Mexico’s peso fell to a two-month low as concern U.S. lawmakers may fail to reach an agreement on budget cuts spurred equity losses worldwide as French, Spanish and Italian bonds tumbled.
The peso dropped 1.6 percent to 13.9426 per dollar at 9:23 a.m. in New York, from 13.7267 on Nov. 18. It fell as much as 1.7 percent to 13.9725 in intraday trading, the weakest level since it touched 14.0993 on Oct. 4. The currency has dropped for five consecutive trading sessions, the longest streak of daily losses since September.

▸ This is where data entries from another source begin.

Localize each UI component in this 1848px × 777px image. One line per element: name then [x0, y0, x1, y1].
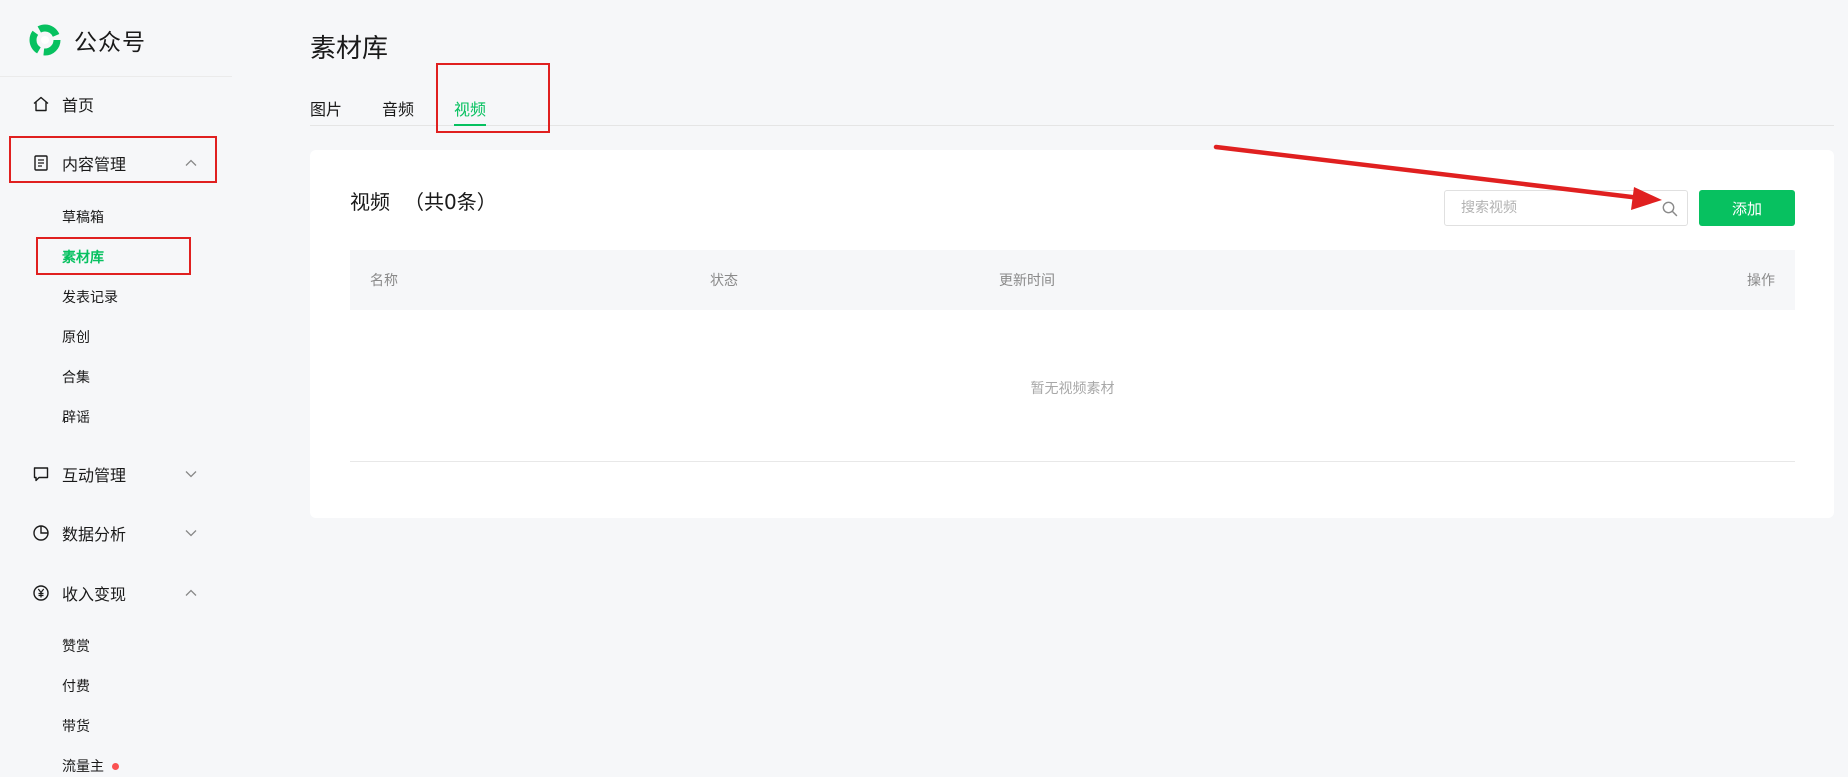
notification-dot — [112, 762, 119, 770]
tab-video-label: 视频 — [454, 100, 487, 119]
yuan-icon — [33, 585, 49, 601]
nav-label-analytics: 数据分析 — [62, 525, 127, 544]
sub-item-traffic-owner-label: 流量主 — [62, 759, 104, 775]
sub-item-material-library[interactable]: 素材库 — [62, 245, 104, 269]
sub-item-original[interactable]: 原创 — [62, 325, 90, 349]
nav-label-monetization: 收入变现 — [62, 585, 127, 604]
item-count: （共0条） — [404, 190, 497, 214]
logo[interactable]: 公众号 — [28, 22, 146, 58]
tab-images[interactable]: 图片 — [310, 96, 342, 126]
sub-item-paid[interactable]: 付费 — [62, 674, 90, 698]
sub-item-collections[interactable]: 合集 — [62, 365, 90, 389]
sub-item-commerce[interactable]: 带货 — [62, 714, 90, 738]
tab-images-label: 图片 — [310, 100, 343, 119]
table-header: 名称 状态 更新时间 操作 — [350, 250, 1795, 310]
nav-label-content: 内容管理 — [62, 155, 127, 174]
app-name: 公众号 — [74, 30, 146, 56]
nav-label-interaction: 互动管理 — [62, 466, 127, 485]
sub-item-traffic-owner[interactable]: 流量主 — [62, 754, 119, 777]
logo-divider — [0, 76, 232, 77]
sub-item-rumor-refute[interactable]: 辟谣 — [62, 405, 90, 429]
empty-state-text: 暂无视频素材 — [1030, 381, 1115, 397]
tab-audio[interactable]: 音频 — [382, 96, 414, 126]
search-input[interactable] — [1445, 191, 1655, 225]
sub-item-appreciation[interactable]: 赞赏 — [62, 634, 90, 658]
section-title-label: 视频 — [350, 190, 390, 214]
table-divider — [350, 461, 1795, 462]
sub-item-drafts[interactable]: 草稿箱 — [62, 205, 104, 229]
document-icon — [34, 155, 48, 171]
tab-bar: 图片 音频 视频 — [310, 92, 1834, 126]
column-header-name: 名称 — [370, 273, 398, 289]
tab-active-indicator — [454, 124, 487, 126]
add-button[interactable]: 添加 — [1699, 190, 1795, 226]
column-header-actions: 操作 — [1747, 273, 1775, 289]
highlight-box-material-library — [36, 237, 191, 275]
comment-icon — [33, 467, 49, 482]
nav-label-home: 首页 — [62, 96, 95, 115]
logo-icon — [29, 24, 61, 56]
nav-item-interaction[interactable]: 互动管理 — [0, 452, 232, 496]
column-header-status: 状态 — [710, 273, 738, 289]
nav-item-monetization[interactable]: 收入变现 — [0, 571, 232, 615]
chevron-up-icon — [185, 159, 197, 166]
search-box[interactable] — [1444, 190, 1688, 226]
chevron-down-icon — [185, 471, 197, 478]
tab-video[interactable]: 视频 — [454, 96, 487, 126]
sub-item-publish-records[interactable]: 发表记录 — [62, 285, 118, 309]
search-icon[interactable] — [1661, 200, 1679, 218]
nav-item-home[interactable]: 首页 — [0, 82, 232, 126]
tab-audio-label: 音频 — [382, 100, 415, 119]
home-icon — [33, 96, 49, 112]
nav-item-content[interactable]: 内容管理 — [0, 141, 232, 185]
chevron-up-icon — [185, 589, 197, 596]
column-header-updated-time: 更新时间 — [999, 273, 1055, 289]
pie-chart-icon — [33, 525, 49, 541]
nav-item-analytics[interactable]: 数据分析 — [0, 511, 232, 555]
page-title: 素材库 — [310, 34, 389, 64]
sidebar: 公众号 首页 内容管理 草稿箱 素材库 发表记录 原创 合集 辟谣 互动管理 数… — [0, 0, 232, 777]
section-title: 视频 （共0条） — [350, 186, 497, 215]
chevron-down-icon — [185, 530, 197, 537]
video-list-card: 视频 （共0条） 添加 名称 状态 更新时间 操作 暂无视频素材 — [310, 150, 1834, 518]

The deficit-cutting congressional supercommittee will probably announce that it has failed to reach an agreement on $1.2 trillion of federal budget savings, a Democratic aide said in an e-mail. Signs that lawmakers have failed to reach an agreement caused U.S. equities futures markets to tumble as much as 1.8 percent, indicating the Standard & Poor’s 500 index will extend last week’s 3.8 percent decline.
“The other currencies don’t react as much to the futures market, but the peso market usually does,” said Benito Berber, a strategist at Nomura Securities Inc. “For the past month or so the peso has been trading weaker, responding to the higher volatility” caused by concern Europe’s debt crisis is worsening and global growth will slow, he said.
The yield on Mexico’s benchmark peso-denominated bond due in 2024 rose two basis points, or 0.02 percentage point, to 6.75 percent, the highest since Oct. 5.